日本正在重新思考一件事情:再生能源究竟只是氣候政策,還是國家安全與產業競爭力的一部分?
答案正在逐漸改變。日本能源自給率只有16.4%,2024年化石燃料等進口額更達24.2兆日圓。對一個高度依賴能源進口的國家而言,能源價格波動從來不只是電價問題,也關係到國家安全、企業成本與長期投資。
因此,日本近期提出的能源轉型方向,值得台灣注意的並不是「再生能源一定比其他能源好」,而是它開始把能源安全、脫碳、產業投資與社會韌性放進同一套政策邏輯。
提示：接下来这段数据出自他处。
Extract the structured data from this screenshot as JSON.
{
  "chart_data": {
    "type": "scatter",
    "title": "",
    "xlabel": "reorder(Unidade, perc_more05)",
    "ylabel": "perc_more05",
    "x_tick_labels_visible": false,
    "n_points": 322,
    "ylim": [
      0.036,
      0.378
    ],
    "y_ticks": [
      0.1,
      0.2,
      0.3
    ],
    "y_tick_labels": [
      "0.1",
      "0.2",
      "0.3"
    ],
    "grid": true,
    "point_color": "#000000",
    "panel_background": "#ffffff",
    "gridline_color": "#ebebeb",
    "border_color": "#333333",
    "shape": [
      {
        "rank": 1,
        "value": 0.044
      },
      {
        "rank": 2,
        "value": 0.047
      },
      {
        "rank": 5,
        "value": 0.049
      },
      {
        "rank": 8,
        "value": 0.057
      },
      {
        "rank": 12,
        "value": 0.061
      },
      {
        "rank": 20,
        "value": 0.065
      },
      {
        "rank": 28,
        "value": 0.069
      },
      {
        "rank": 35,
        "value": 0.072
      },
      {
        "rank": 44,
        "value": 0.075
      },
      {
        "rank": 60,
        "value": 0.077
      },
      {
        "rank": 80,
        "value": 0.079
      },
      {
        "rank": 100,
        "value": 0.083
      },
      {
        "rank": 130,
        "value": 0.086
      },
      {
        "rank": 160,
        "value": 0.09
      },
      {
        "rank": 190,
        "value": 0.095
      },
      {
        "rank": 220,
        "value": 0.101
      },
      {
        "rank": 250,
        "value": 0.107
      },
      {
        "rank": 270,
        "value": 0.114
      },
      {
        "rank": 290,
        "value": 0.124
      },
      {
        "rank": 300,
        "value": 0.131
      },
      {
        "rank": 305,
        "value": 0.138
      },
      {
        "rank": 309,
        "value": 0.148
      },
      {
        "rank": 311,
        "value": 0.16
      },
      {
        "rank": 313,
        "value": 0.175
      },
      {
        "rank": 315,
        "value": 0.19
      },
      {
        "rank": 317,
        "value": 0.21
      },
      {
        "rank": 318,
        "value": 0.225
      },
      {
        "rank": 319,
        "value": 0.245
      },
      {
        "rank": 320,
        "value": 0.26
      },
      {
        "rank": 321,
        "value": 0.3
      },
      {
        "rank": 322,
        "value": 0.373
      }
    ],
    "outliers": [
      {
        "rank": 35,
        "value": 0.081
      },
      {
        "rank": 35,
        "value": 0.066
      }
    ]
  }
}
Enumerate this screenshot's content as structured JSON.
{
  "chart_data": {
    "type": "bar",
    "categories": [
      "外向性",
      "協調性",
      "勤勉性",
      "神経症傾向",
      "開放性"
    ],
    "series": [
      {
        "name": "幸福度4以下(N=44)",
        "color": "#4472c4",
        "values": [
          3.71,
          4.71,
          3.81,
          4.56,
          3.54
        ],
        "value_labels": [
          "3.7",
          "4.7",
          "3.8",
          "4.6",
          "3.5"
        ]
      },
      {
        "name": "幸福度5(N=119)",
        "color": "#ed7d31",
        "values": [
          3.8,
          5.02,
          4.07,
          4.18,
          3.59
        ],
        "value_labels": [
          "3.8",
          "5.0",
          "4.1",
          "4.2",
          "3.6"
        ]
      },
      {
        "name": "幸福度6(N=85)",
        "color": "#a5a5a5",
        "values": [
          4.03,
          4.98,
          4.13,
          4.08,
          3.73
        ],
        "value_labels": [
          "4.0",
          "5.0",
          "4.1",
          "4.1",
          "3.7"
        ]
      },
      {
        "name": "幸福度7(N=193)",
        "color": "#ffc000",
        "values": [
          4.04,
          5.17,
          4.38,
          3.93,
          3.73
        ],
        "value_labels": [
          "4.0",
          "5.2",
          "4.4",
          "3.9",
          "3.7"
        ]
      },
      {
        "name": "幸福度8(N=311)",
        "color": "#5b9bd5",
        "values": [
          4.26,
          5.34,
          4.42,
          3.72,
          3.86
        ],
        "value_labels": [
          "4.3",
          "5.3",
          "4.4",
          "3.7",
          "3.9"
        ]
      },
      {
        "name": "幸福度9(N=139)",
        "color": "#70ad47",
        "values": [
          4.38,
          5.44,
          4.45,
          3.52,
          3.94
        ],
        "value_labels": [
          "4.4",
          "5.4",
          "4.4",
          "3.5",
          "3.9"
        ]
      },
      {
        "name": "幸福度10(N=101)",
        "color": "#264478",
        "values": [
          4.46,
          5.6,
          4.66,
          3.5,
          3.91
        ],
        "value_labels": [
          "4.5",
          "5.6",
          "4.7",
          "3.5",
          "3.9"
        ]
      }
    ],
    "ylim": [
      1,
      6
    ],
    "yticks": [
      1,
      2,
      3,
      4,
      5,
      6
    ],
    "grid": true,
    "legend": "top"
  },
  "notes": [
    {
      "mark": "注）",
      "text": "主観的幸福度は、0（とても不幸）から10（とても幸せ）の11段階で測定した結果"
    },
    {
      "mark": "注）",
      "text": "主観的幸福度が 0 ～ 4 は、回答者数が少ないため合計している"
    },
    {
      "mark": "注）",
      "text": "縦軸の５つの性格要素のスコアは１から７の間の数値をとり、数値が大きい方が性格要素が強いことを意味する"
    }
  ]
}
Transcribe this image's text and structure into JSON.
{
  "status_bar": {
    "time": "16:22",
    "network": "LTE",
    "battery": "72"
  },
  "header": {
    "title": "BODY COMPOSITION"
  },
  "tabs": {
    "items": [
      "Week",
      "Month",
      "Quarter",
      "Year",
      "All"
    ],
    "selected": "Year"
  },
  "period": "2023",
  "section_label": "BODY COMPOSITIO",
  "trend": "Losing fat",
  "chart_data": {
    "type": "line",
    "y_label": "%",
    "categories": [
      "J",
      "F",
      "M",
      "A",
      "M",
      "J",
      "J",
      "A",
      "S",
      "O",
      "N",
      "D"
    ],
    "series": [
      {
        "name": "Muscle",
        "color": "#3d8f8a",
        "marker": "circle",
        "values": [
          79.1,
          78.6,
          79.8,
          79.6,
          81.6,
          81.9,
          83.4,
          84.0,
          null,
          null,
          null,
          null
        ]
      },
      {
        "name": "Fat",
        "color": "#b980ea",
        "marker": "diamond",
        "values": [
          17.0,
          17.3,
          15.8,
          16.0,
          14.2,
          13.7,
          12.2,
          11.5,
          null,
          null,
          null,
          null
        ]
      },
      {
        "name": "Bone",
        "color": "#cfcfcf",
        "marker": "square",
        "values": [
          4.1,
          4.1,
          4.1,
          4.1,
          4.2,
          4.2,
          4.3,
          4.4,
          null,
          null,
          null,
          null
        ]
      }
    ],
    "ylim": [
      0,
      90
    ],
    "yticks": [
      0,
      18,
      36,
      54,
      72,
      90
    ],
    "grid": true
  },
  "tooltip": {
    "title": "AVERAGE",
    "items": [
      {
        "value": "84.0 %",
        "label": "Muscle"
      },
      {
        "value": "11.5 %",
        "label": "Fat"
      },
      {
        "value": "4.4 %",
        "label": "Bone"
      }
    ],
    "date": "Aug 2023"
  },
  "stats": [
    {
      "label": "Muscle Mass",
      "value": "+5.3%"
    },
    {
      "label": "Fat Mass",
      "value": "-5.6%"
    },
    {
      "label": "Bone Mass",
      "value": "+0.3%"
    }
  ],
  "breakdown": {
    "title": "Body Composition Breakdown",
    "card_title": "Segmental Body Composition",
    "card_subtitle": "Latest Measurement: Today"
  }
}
第一,能源自主不能只理解為「多蓋一些綠電」。真正的能源自主,是建立一套能在國內生產、儲存、輸送與調度能源的完整系統。這意味著再生能源必須與電網、儲能及需求面管理同步發展,否則增加發電量,卻沒有足夠的輸電與調度能力,仍然無法轉化為真正的能源安全。
第二,再生能源的價值不只在發電,而在於進一步推動電氣化。運輸、建築與工業若能逐步以電力取代石油與天然氣,才能真正降低化石燃料依賴。這也是今年COP31主席國提出2035年將全球最終能源需求中的電力占比提高至35%的政策方向。
第三,能源韌性不能只靠大型電廠。太陽光電、儲能與微電網如果分散配置於住宅、工廠、倉儲、商業設施及公共空間,災害或大型設備故障發生時,能源系統就多了一層可以自我維持的能力。從企業PPA到營農型光電,日本也正在嘗試讓能源建設與地方產業及土地利用共同發展。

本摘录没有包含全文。